= Old Moppy =

Old Moppy (c.1787-c.1842) was an Aboriginal leader, guide, warrior and resistance fighter. Also known as Moppy the chief, Chief Moppy, Moppé, Moppee and Mappe by the colonists and settlers in south-east Queensland. Old Moppy was a Ugarapul man from the Lockyer Valley region who drew together an alliance of Aboriginal nations in resistance to the early settlement in the Moreton Bay and Brisbane area.  Some sources confuse or blend Old Moppy with his son, who was also called Moppy but was better known as Multuggerah.

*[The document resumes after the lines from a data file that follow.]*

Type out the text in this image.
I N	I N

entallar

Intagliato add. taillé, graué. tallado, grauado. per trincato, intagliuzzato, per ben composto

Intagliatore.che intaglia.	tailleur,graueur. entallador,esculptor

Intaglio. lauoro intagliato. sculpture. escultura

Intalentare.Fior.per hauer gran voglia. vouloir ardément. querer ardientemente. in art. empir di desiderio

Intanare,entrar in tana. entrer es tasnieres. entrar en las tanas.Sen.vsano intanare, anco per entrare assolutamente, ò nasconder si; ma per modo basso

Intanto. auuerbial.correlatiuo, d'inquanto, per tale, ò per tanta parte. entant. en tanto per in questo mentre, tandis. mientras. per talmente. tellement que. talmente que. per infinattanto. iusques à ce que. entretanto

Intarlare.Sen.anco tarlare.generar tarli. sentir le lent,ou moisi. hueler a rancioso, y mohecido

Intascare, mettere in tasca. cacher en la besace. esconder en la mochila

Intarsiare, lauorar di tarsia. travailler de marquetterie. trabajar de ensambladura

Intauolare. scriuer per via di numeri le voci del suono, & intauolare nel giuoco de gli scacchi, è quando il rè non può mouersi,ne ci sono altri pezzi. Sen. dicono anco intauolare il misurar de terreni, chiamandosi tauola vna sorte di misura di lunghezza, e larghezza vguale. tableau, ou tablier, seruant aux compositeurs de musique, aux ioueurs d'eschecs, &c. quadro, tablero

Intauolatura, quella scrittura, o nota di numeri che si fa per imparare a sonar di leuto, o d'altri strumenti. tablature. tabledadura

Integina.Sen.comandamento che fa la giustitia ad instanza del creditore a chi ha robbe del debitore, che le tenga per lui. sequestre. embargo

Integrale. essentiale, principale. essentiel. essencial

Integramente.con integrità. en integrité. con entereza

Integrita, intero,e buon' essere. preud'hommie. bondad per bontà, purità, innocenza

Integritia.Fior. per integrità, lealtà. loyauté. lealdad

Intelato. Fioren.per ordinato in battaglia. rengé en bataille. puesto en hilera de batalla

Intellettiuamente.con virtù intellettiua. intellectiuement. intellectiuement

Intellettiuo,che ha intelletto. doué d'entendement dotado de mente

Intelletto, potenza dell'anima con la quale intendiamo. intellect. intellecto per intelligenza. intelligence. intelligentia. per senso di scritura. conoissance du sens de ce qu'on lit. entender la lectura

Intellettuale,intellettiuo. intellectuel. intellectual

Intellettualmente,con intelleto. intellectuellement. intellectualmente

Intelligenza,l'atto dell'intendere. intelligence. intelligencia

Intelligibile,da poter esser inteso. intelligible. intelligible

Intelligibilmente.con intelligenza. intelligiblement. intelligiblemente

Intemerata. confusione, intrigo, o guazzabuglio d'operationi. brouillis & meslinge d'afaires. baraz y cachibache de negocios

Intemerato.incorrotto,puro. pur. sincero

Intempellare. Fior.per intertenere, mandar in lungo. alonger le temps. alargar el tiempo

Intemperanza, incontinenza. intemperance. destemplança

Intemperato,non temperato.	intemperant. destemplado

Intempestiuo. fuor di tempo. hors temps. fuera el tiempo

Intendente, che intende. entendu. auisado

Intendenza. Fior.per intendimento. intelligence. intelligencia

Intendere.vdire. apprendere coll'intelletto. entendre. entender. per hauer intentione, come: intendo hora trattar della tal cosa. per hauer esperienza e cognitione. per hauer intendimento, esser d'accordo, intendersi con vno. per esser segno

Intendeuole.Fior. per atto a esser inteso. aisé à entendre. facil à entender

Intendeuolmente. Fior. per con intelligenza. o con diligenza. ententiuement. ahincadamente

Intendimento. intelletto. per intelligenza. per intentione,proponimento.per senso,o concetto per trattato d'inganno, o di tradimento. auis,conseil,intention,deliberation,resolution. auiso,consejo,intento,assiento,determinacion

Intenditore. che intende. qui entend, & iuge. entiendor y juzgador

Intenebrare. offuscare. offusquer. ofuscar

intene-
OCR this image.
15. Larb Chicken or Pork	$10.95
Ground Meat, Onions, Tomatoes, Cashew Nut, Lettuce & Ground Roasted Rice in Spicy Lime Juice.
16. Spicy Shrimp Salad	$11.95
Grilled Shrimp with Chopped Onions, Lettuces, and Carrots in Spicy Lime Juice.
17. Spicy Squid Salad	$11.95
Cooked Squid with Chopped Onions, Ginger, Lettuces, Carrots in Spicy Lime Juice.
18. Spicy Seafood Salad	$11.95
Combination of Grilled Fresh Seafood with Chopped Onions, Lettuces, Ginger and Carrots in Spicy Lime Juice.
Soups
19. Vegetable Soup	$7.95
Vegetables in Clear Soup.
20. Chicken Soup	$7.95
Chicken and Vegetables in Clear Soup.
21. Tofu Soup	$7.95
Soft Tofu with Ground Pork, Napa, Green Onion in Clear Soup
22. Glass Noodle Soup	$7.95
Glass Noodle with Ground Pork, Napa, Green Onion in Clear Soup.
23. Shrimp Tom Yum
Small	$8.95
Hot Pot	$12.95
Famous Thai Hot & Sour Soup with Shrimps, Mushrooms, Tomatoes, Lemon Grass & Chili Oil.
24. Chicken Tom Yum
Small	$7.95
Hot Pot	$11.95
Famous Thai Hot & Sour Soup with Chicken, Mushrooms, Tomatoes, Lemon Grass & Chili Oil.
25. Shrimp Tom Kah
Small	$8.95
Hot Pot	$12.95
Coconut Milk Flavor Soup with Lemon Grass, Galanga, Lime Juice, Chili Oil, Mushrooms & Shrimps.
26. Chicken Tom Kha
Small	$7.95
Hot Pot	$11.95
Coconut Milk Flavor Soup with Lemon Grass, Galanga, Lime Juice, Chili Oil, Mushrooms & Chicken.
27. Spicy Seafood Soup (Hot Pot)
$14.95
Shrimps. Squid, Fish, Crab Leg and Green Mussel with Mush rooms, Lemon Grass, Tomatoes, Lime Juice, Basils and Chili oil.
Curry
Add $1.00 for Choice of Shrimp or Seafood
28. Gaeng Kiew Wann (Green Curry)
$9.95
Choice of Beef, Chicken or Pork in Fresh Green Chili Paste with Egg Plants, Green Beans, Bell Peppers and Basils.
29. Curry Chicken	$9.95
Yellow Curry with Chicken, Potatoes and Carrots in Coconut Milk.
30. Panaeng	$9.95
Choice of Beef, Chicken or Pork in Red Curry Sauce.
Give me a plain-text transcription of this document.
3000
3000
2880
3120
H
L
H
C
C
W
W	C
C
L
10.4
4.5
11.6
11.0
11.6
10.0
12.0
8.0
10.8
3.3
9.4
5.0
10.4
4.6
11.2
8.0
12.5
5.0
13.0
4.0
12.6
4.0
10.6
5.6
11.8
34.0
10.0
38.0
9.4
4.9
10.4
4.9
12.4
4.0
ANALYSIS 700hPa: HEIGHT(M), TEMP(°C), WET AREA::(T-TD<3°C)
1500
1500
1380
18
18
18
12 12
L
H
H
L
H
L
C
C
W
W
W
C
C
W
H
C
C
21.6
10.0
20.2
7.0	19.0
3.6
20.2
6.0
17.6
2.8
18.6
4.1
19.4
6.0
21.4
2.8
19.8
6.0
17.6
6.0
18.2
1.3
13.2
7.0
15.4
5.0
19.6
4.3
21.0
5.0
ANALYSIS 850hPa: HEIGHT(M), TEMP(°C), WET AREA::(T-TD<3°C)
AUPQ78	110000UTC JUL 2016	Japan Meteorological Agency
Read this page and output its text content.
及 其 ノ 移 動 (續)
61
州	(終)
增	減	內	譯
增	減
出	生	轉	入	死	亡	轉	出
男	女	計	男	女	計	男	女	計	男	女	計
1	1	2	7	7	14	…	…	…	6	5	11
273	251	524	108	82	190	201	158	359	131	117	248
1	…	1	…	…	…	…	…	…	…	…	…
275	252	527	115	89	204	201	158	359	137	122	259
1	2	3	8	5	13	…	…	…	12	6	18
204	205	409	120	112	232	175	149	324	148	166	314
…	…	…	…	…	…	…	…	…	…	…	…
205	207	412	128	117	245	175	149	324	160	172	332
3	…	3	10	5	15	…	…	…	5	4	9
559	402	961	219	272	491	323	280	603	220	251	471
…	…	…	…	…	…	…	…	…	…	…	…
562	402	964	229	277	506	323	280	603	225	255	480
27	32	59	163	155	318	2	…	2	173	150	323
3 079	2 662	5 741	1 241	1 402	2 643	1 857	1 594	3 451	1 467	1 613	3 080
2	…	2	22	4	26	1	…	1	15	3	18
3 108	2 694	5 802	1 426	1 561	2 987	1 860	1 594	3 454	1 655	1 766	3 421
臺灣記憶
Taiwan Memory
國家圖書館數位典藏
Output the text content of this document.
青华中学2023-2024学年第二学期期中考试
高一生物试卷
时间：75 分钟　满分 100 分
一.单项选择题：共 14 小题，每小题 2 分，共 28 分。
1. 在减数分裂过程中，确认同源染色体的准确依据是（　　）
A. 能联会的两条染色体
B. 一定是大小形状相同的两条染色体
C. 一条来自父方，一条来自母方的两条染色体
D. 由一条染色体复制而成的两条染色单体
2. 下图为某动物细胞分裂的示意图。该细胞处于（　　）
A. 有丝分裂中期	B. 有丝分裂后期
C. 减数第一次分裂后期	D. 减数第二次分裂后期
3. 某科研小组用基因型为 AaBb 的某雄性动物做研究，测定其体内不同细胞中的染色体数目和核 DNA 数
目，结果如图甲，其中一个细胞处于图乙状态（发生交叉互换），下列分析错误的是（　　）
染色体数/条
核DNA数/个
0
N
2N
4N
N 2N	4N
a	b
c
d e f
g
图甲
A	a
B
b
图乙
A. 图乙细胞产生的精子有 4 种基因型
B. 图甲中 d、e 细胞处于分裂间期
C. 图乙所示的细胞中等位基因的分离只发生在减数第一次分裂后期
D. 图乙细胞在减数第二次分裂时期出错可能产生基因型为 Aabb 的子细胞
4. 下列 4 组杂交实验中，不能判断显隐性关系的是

Old Moppy was a tall man, a warrior, described as "A more formidable looking fellow than Moppe I never saw. He was about forty years old, upwards of seven feet high, beautifully proportioned, and the muscles of his upper arms reminded me of the gnarled trunk of an oak."  James Campbell recorded that “old Moppy, it appears, was a very powerful chief. It was said by the late John Kent, Esq., who was a man of figures, that Moppy could raise twelve hundred fighting men”.

== Frontier war ==
Old Moppy emerged as a leader in the early 1830s. In 1837, he led an inter-tribal fight against coastal Aboriginal groups at Taringa. With his allies from the Scenic Rim, gathering more than 700 warriors for the battle. Old Moppy’s authority and influence stretched across Moreton and as far as the western slopes of the Main Range.

In October 1840 Lieutenant Owen Gorman, commandant of the Moreton Bay penal colony, met "Chief Moppy" while on a surveying trip. Old Moppy sent two of his sons to accompany Gorman’s party on their route to cross the Dividing Range. Gorman gave Old Moppy a breastplate inscribed ‘King of Upper Brisbane’.  When an escaped convict, James Baker, who had lived with Old Moppy’s community for fifteen years, explained what the words on the breastplate meant, Old Moppy returned the breastplate.

From 1841 to 1848, Old Moppy and later his son Multuggerah and warriors from various Aboriginal groups conducted raids and sieges to intercept, starve out and evict settlers. Following the massacre of 50-60 Aboriginal people on Kilcoy Station in 1842 there was an uprising against the colonists. Inter-tribal meetings were held and Old Moppy was instrumental in forging an alliance among the groups. Moppy was a serious threat to the settlers, leading a raid of 300 - 500 warriors from the Wakka Wakka and Kabi Kabi peoples driving many of the settlers back.

Gorman had promised to help find and punish the settlers who had shot at Old Moppy’s people. When Gorman failed to punish the offenders Old Moppy led hundreds of warriors in retaliation attacking the settlements of Upper Brisbane. All flocks of sheep had to be temporarily removed from the valley due to Old Moppy’s raids. Gorman held a committal hearing into the violence that had taken place in the area, arresting James ‘Cocky’ Rogers, a European who worked at Eton Vale station who was responsible for initiating the attack on Old Moppy’s camp and starting the conflict. Rogers was acquitted due to the testimony of other settlers and sought revenge on Old Moppy.

Old Moppy’s camp was attacked by 35 - 50 settlers. The people killed in the raid included Old Moppy’s eldest son, Wooinambi. Soon after the raid, Old Moppy was shot and killed in a surprise attack at Blackfellows Creek (Tent Hill) while he was fishing. Multuggerah vowed to avenge the deaths of his father and brother gathering neighbouring clans to continue to resist the settlers. Multuggerah led an ambush at Mount Tabletop, known as the Battle of One Tree Hill, one of the largest battles in the Australian frontier wars.